FLEET is the first group to have observed dissipationless transport of exciton-polaritons at room temperature.
Exciton superfluids
Research theme 2
Prof Elena Ostrovskaya
Leader, Research theme 2
ANU
Expertise: non-linear physics, quantum degenerate gases, Bose-Einstein condensates, exciton-polaritons
Research outputs (Elena Ostrovskaya):
140+ papers
4900+ citations
h-index 37 (Scopus)
Research theme 2 highlights FLEET’s collaborative nature, involving cross-disciplinary input between nodes and with several Partner Investigators.
FLEET’s second research theme uses a quantum state known as a superfluid to achieve electrical current flow with minimal wasted dissipation of energy.
In a superfluid, scattering is prohibited by quantum statistics, so electrical current can flow without resistance.
A superfluid is a quantum state in which all particles flow with the same momentum, and no energy is lost to other motion. Particles and quasi-particles, including both excitons and exciton-polaritons, can form a superfluid.
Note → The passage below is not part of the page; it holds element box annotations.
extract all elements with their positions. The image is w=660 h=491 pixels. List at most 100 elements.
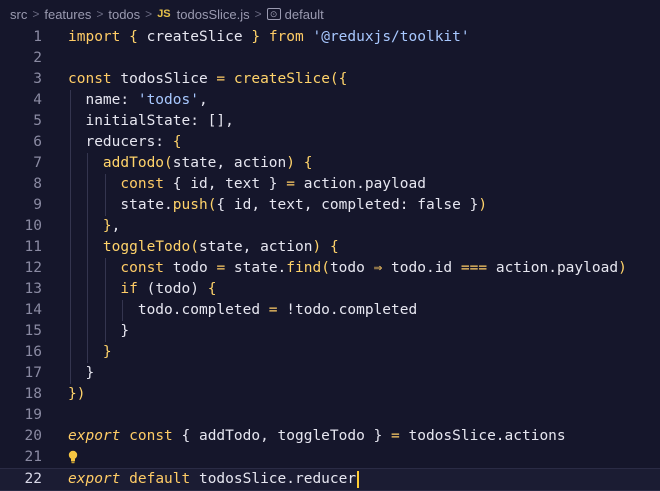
code-token: = [391, 428, 400, 444]
code-text: } [68, 342, 112, 363]
code-token: action.payload [487, 260, 619, 276]
code-line[interactable]: 14 todo.completed = !todo.completed [0, 300, 660, 321]
symbol-variable-icon: ⊙ [266, 8, 281, 20]
code-text: }) [68, 384, 85, 405]
code-line[interactable]: 9 state.push({ id, text, completed: fals… [0, 195, 660, 216]
code-text: import { createSlice } from '@reduxjs/to… [68, 27, 470, 48]
code-token: createSlice [233, 71, 330, 87]
line-number: 7 [33, 155, 42, 171]
line-number: 16 [24, 344, 42, 360]
code-token: todo [164, 260, 217, 276]
breadcrumb-todos[interactable]: todos [108, 7, 140, 22]
code-text: const todo = state.find(todo ⇒ todo.id =… [68, 258, 627, 279]
code-token: }) [68, 386, 86, 402]
code-line[interactable]: 22 export default todosSlice.reducer [0, 468, 660, 491]
code-line[interactable]: 13 if (todo) { [0, 279, 660, 300]
code-line[interactable]: 5 initialState: [], [0, 111, 660, 132]
code-token: ({ [329, 71, 348, 87]
code-token: ) [312, 239, 322, 255]
code-token: { addTodo, toggleTodo } [172, 428, 392, 444]
line-number: 20 [24, 428, 42, 444]
code-line[interactable]: 16 } [0, 342, 660, 363]
code-line[interactable]: 7 addTodo(state, action) { [0, 153, 660, 174]
code-token: if [120, 281, 138, 297]
code-token: const [120, 176, 165, 192]
code-area[interactable]: 1 import { createSlice } from '@reduxjs/t… [0, 27, 660, 491]
code-line[interactable]: 12 const todo = state.find(todo ⇒ todo.i… [0, 258, 660, 279]
code-text: initialState: [], [68, 111, 234, 132]
lightbulb-icon[interactable] [68, 450, 78, 464]
code-line[interactable]: 20 export const { addTodo, toggleTodo } =… [0, 426, 660, 447]
code-line[interactable]: 11 toggleTodo(state, action) { [0, 237, 660, 258]
code-line[interactable]: 2 [0, 48, 660, 69]
breadcrumb-file[interactable]: todosSlice.js [177, 7, 250, 22]
code-text: todo.completed = !todo.completed [68, 300, 417, 321]
code-text: export const { addTodo, toggleTodo } = t… [68, 426, 566, 447]
code-token: toggleTodo [102, 239, 191, 255]
code-line[interactable]: 19 [0, 405, 660, 426]
line-number: 9 [33, 197, 42, 213]
code-token: reducers: [68, 134, 173, 150]
code-line[interactable]: 10 }, [0, 216, 660, 237]
code-token: find [286, 260, 322, 276]
code-token: { id, text } [164, 176, 287, 192]
code-line[interactable]: 17 } [0, 363, 660, 384]
breadcrumb-features[interactable]: features [44, 7, 91, 22]
code-token: !todo.completed [277, 302, 418, 318]
code-token: = [216, 260, 226, 276]
code-line[interactable]: 1 import { createSlice } from '@reduxjs/t… [0, 27, 660, 48]
code-token: name: [68, 92, 138, 108]
code-token: 'todos' [137, 92, 199, 108]
code-editor[interactable]: src > features > todos > JS todosSlice.j… [0, 0, 660, 491]
chevron-right-icon: > [32, 7, 40, 21]
code-line[interactable]: 3 const todosSlice = createSlice({ [0, 69, 660, 90]
code-line[interactable]: 4 name: 'todos', [0, 90, 660, 111]
code-token: export [68, 428, 121, 444]
line-number: 4 [33, 92, 42, 108]
code-token: initialState: [], [68, 113, 234, 129]
line-number: 13 [24, 281, 42, 297]
code-token: from [268, 29, 304, 45]
code-token: todosSlice.actions [399, 428, 566, 444]
code-token: ) [618, 260, 627, 276]
code-token: ( [321, 260, 330, 276]
code-token: state. [68, 197, 173, 213]
code-line[interactable]: 6 reducers: { [0, 132, 660, 153]
code-token: } [102, 218, 112, 234]
code-line[interactable]: 18}) [0, 384, 660, 405]
code-token: default [129, 471, 191, 487]
line-number: 1 [33, 29, 42, 45]
breadcrumb-src[interactable]: src [10, 7, 27, 22]
code-text: reducers: { [68, 132, 181, 153]
code-line[interactable]: 21 [0, 447, 660, 468]
line-number: 22 [24, 471, 42, 487]
code-token: } [68, 323, 130, 339]
code-token: ( [190, 239, 199, 255]
breadcrumb-symbol[interactable]: default [285, 7, 324, 22]
line-number: 17 [24, 365, 42, 381]
code-line[interactable]: 15 } [0, 321, 660, 342]
code-text: if (todo) { [68, 279, 216, 300]
line-number: 6 [33, 134, 42, 150]
code-text: toggleTodo(state, action) { [68, 237, 339, 258]
code-token: todosSlice.reducer [190, 471, 357, 487]
code-token: (todo) [137, 281, 208, 297]
line-number: 3 [33, 71, 42, 87]
code-token: ( [164, 155, 173, 171]
code-text: name: 'todos', [68, 90, 207, 111]
code-token: ) [478, 197, 488, 213]
line-number: 11 [24, 239, 42, 255]
line-number: 21 [24, 449, 42, 465]
code-token: const [120, 260, 165, 276]
code-line[interactable]: 8 const { id, text } = action.payload [0, 174, 660, 195]
chevron-right-icon: > [254, 7, 262, 21]
code-token: const [68, 71, 112, 87]
line-number: 19 [24, 407, 42, 423]
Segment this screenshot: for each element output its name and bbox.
Researchers are seeking to create superfluid flows using three approaches:
- Exciton-polariton bosonic condensation in atomically-thin materials
- Topologically-protected exciton-polariton flow
- Exciton superfluids in twin-layer materials.
If exciton-superfluid devices are to be a viable, low-energy alternative to conventional electronic devices, they must be able to operate at room temperature, without energy-intensive cooling. Thus, FLEET seeks to achieve superfluid flow at room temperature, using atomically-thin semiconductors as the medium for the superfluid.
FLEET is a leading contender in an international race to be the first to achieve superfluid condensate of exciton-polaritons
2021 highlights
- Observing room-temperature dissipationless transport of exciton-polaritons in monolayer WS2 (see case study)
- Observing optically-induced topological phase transition of novel non-Hermitian topological invariant in exciton-polariton systems
- Probing biexcitons and exciton-polarons in ultra-fast pump-probe spectroscopy measurements
- Observing collective oscillations and measurement of the speed of sound in exciton-polariton superfluid
- Developing theories of polariton-polariton and polariton-electron interactions, and theory of quantum correlations for confined polaritons
- Developing a comprehensive theory of vortex dynamics and pinning in superfluid flows.
In 2022 FLEET will…
- Continue to explore transition to exciton-polariton condensation in atomically-thin TMDCs
- Explore the topologically nontrivial exciton-polariton systems
- Continue to explore, both experimentally and theoretically, the consequence of interactions in exciton-polariton systems
- Continue investigation of properties of excitons and exciton-polaritons in ultra-fast spectroscopy experiments
- Develop a theory for nonequilibrium superfluid flow
- Develop a nonequilibrium theory for the polariton condensate.